The Upstream Oil and Gas Regulatory Special Task Force (SKKMigas) will ask oil and gas contractors to cut costs amid ongoing oil-price declines, by renegotiating costs with their service providers.
SKKMigas chief Amien Sunaryadi said his office was preparing a letter to give contractors a legal basis to renegotiate service costs with providers. “Low oil prices have an impact on vendors’ contracts and there is equipment that has been idle. We expect contractors to negotiate the price [with service providers] and then costs can be reduced without there being an effect on production,” Amien said during a hearing with House of Representatives Commission VII overseeing the energy sector.
Oil and gas companies have been facing pressure on the back of plunging oil prices, which have decreased by around 50 percent compared to last year on the rise of shale oil production in the US, while other oil producers in the Organization of the Petroleum Exporting Countries (OPEC) declined to cut output.

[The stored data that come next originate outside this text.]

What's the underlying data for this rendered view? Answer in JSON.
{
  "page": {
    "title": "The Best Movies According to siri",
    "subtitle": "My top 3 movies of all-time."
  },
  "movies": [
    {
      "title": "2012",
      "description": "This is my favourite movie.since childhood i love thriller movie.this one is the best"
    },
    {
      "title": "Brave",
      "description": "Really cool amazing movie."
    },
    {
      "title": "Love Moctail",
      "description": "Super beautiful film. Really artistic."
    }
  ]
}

The benchmark West Texas Intermediate for March delivery stood at US$52.78 per barrel on Friday, according to figures from Bloomberg. Meanwhile, another benchmark, Brent crude oil, was at $57.05 per barrel. The Indonesian Crude Price (ICP) stood at $45.3 per barrel last January, raising concerns about the impact of the low price on state revenue, as the revised 2015 state budget assumed the ICP at $60 per barrel this year.

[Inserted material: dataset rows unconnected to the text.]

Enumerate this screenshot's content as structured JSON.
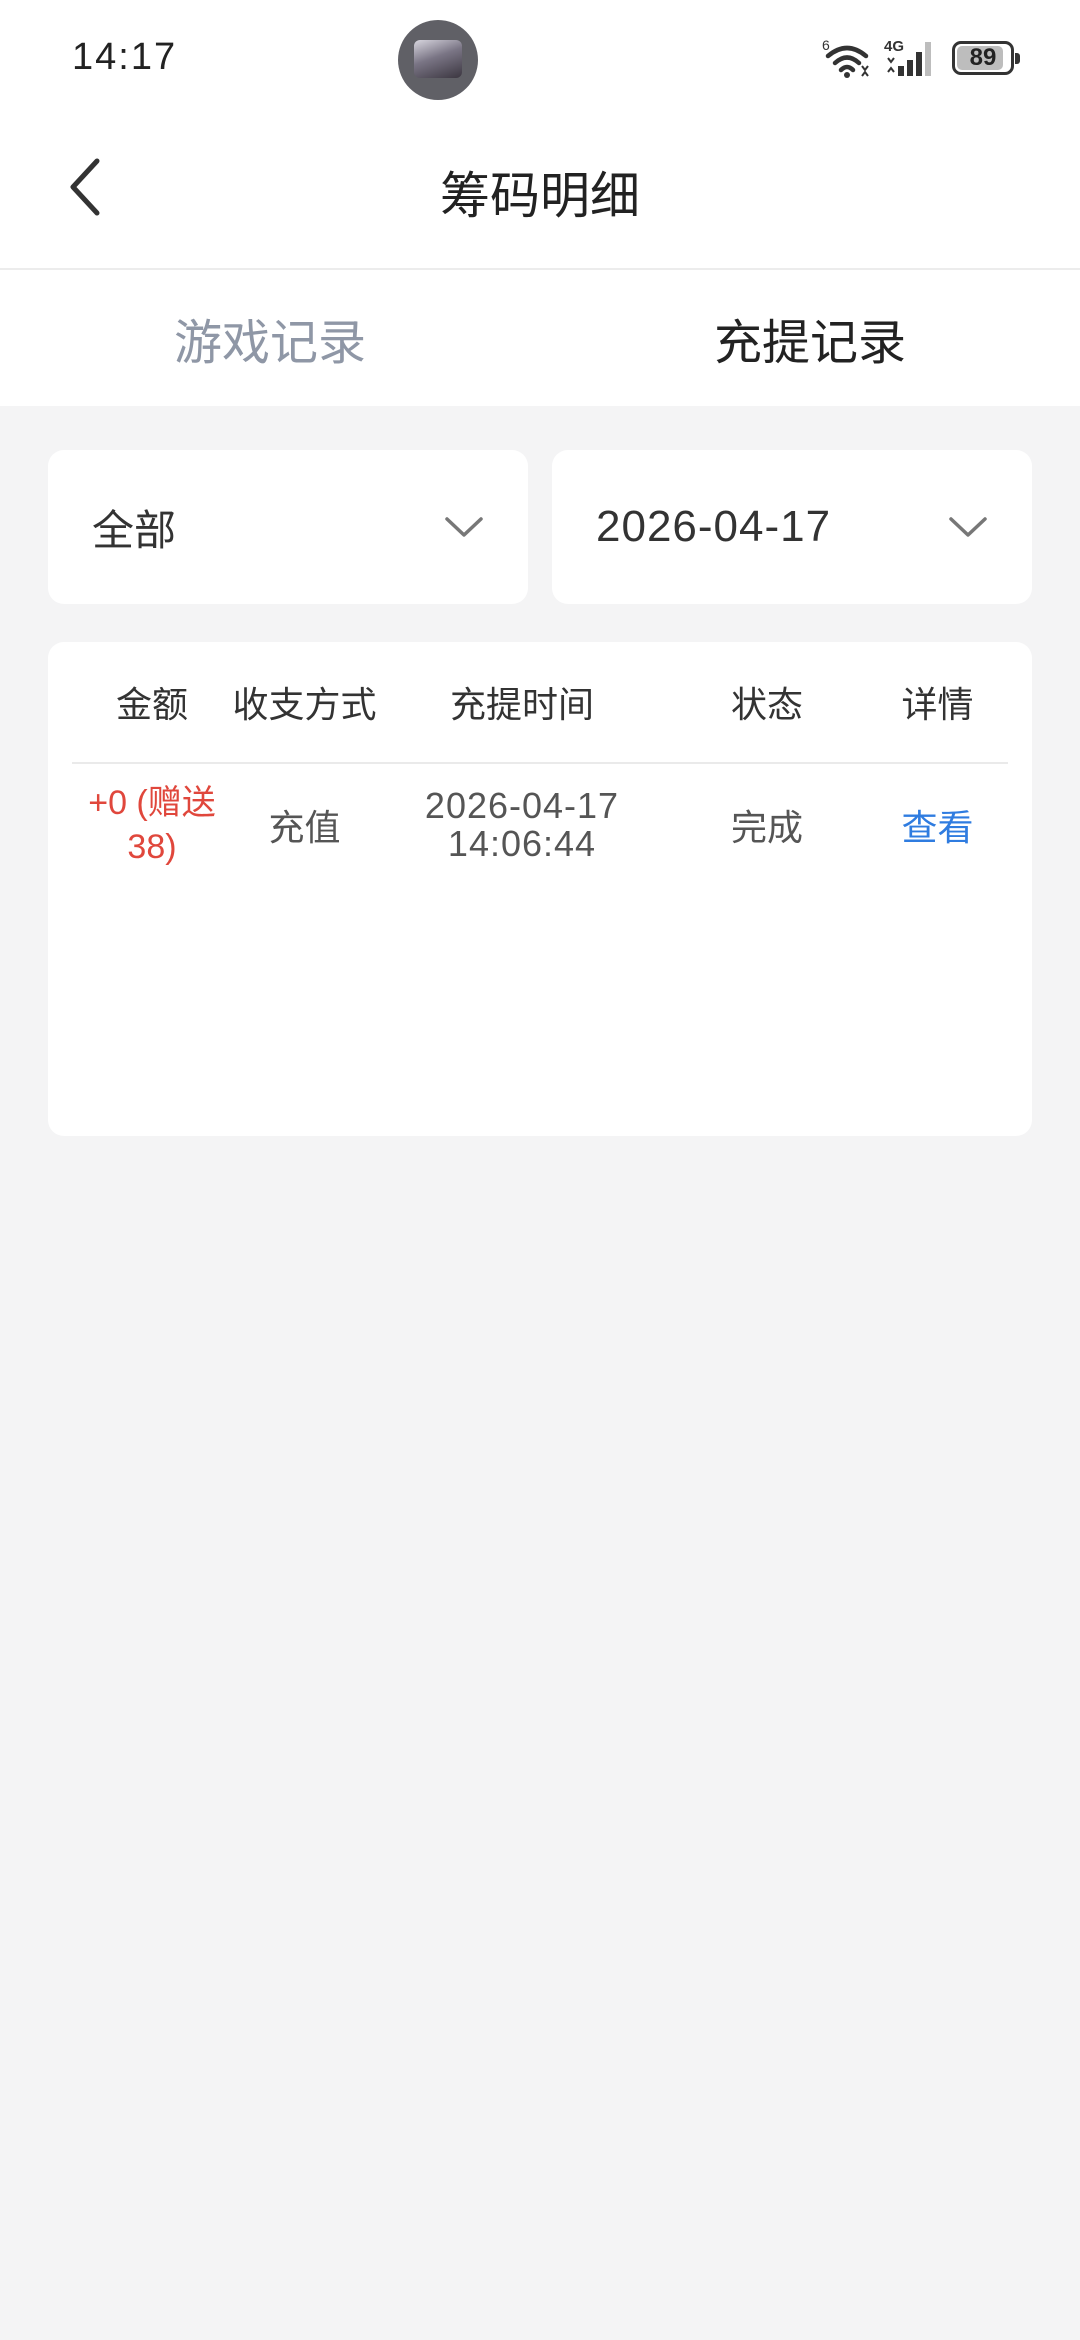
{
  "status_bar": {
    "time": "14:17",
    "signal_label": "4G",
    "wifi_label": "6",
    "battery": "89",
    "battery_level": 89
  },
  "header": {
    "title": "筹码明细"
  },
  "tabs": [
    {
      "label": "游戏记录",
      "active": false
    },
    {
      "label": "充提记录",
      "active": true
    }
  ],
  "filters": {
    "type": "全部",
    "date": "2026-04-17"
  },
  "table": {
    "columns": [
      "金额",
      "收支方式",
      "充提时间",
      "状态",
      "详情"
    ],
    "rows": [
      {
        "amount": "+0 (赠送38)",
        "method": "充值",
        "date": "2026-04-17",
        "time": "14:06:44",
        "status": "完成",
        "detail": "查看"
      }
    ]
  },
  "colors": {
    "background": "#f4f4f5",
    "amount_red": "#e0473c",
    "link_blue": "#2f7ce0",
    "inactive_tab": "#8f97a6"
  }
}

With a targeted national oil output of 825,000 barrel of oil per day (bpd), SKKMigas projected the oil and gas sector would contribute $14.9 billion to state revenue. The amount is also based on the assumption that oil and gas contractors will be able to cut costs so the government will also pay lower cost recovery to them.
Indonesia, a former member of OPEC, implements a production-sharing contract (PSC) system to manage the oil and gas sector, in which the government reimburses oil and gas firms’ spending if their projects contribute output to the country.
The House of Representatives’ budget commission had once asked SKKMigas to push down the amount of cost recovery to be paid by the government to boost state revenue. As fields have been depleted due to exploitation, the country has reported failures in achieving oil production targets in past years. Declining production has also forced the country to import a significant amount of oil and its products to meet growing demand.
Despite asking contractors to renegotiate their contract values with service providers, SKKMigas would ensure that contractors did not reduce activities, particularly well drilling and exploration, SKKMigas secretary Gde Pradnyana said. “Although no official announcement has been made, some companies have said they would review their activities on plunging oil prices. What we want is a reduction in the value of activities, not the number of activities,” he said.
Amid weakening oil prices, the appetite to invest in the sector has decreased, as indicated by the Indonesian Petroleum Association’s (IPA) estimate that oil and gas firms operating in Indonesia might need to cut capital expenditure (capex) by around 20 percent. Oil and gas contractors’ work plan and budget this year also turned to be 13 percent lower this year to $22.2 billion, SKKMigas data shows.